Except does the present tax-code treat people unequally? What if it actually treats everyone exactly the same? Now since it is a very complex tax-code, and there are tons of exemptions and ‘this’-s and ‘that’-s; let’s focus on the progressive rate method. That’s unfair right? As you make more, we tax you at increasing rates. It’s like you’re being punished for succeeding. But not actually, since the progressive rate method taxes everyone exactly the same. Just like the “flat-tax” method, and just like the four-tiered Trump plan, or the ‘this many/that many’ tiered plans. The particular rate schedule method doesn’t tax you differently, so how many rates you have is a red-herring. Don’t be distracted by the notion that the rate makes the difference, it doesn’t. Under every plan, every one, you will never pay more or less than anyone else for the same amount of earned income. Every American pays the same tax on the first thousand dollars of taxable income, for the first ten thousand, hundred thousand, million, ten million and billion. What differs is that not everyone earns a million.
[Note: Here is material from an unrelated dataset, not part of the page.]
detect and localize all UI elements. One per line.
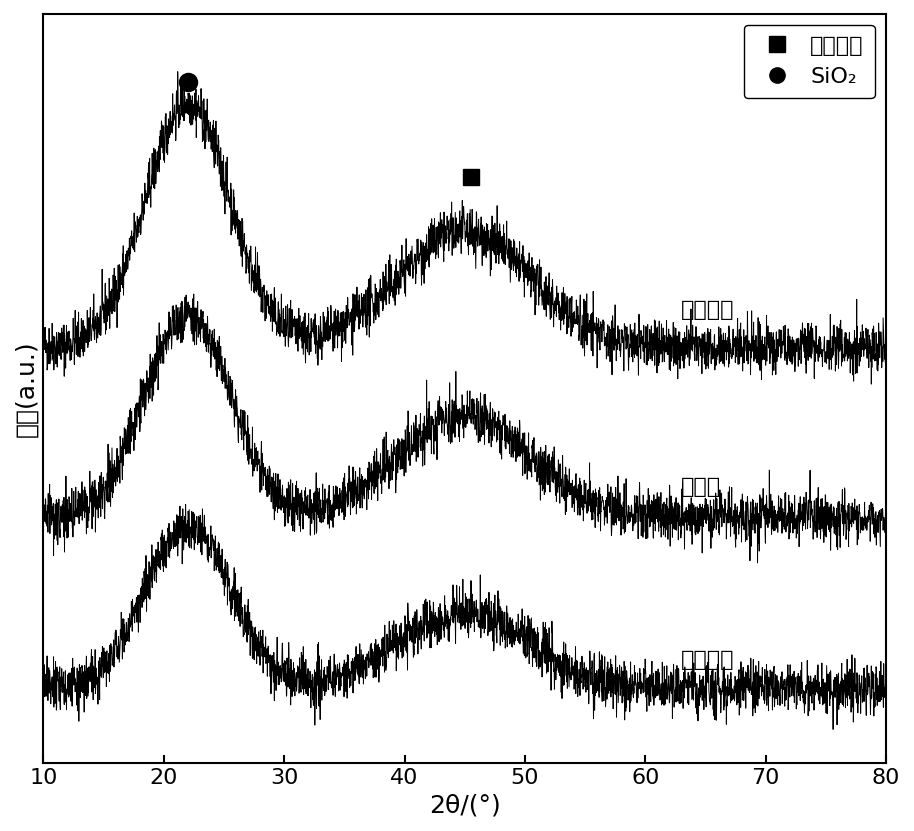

But you and the millionaire and the billionaire each paid exactly the same amount of taxes on that first thousand dollars of taxable earned income.

The “fairness” isn’t in the rate table, or in the flatness of the rate, or number of tiers, or the difficulty of the math. If that was where the “fairness” really was then even our elected politicians could have solved this problem long ago. And any of the candidates running today would be able to solve the problem (unless they have done something really, really stupid with their plan that would be just unexplainable). But the rate structure isn’t where the unfairness is, the unfairness is in the complexity of the special rules and circumstances that alter what is or isn’t counted as taxable earned income.


To get to “fairness” the questions that need to be dealt with are much more difficult than picking a rate. Those answers will require a clear and understandable rationale for a tax policy and even a taxing rate structure that addresses fundamental aspects of our nation, it’s economy, and the preservation of our democracy. We will have a “fair” tax code when we have agreed how to handle the needs of the people and the nation in a manner that meets our responsibilities to our freedom.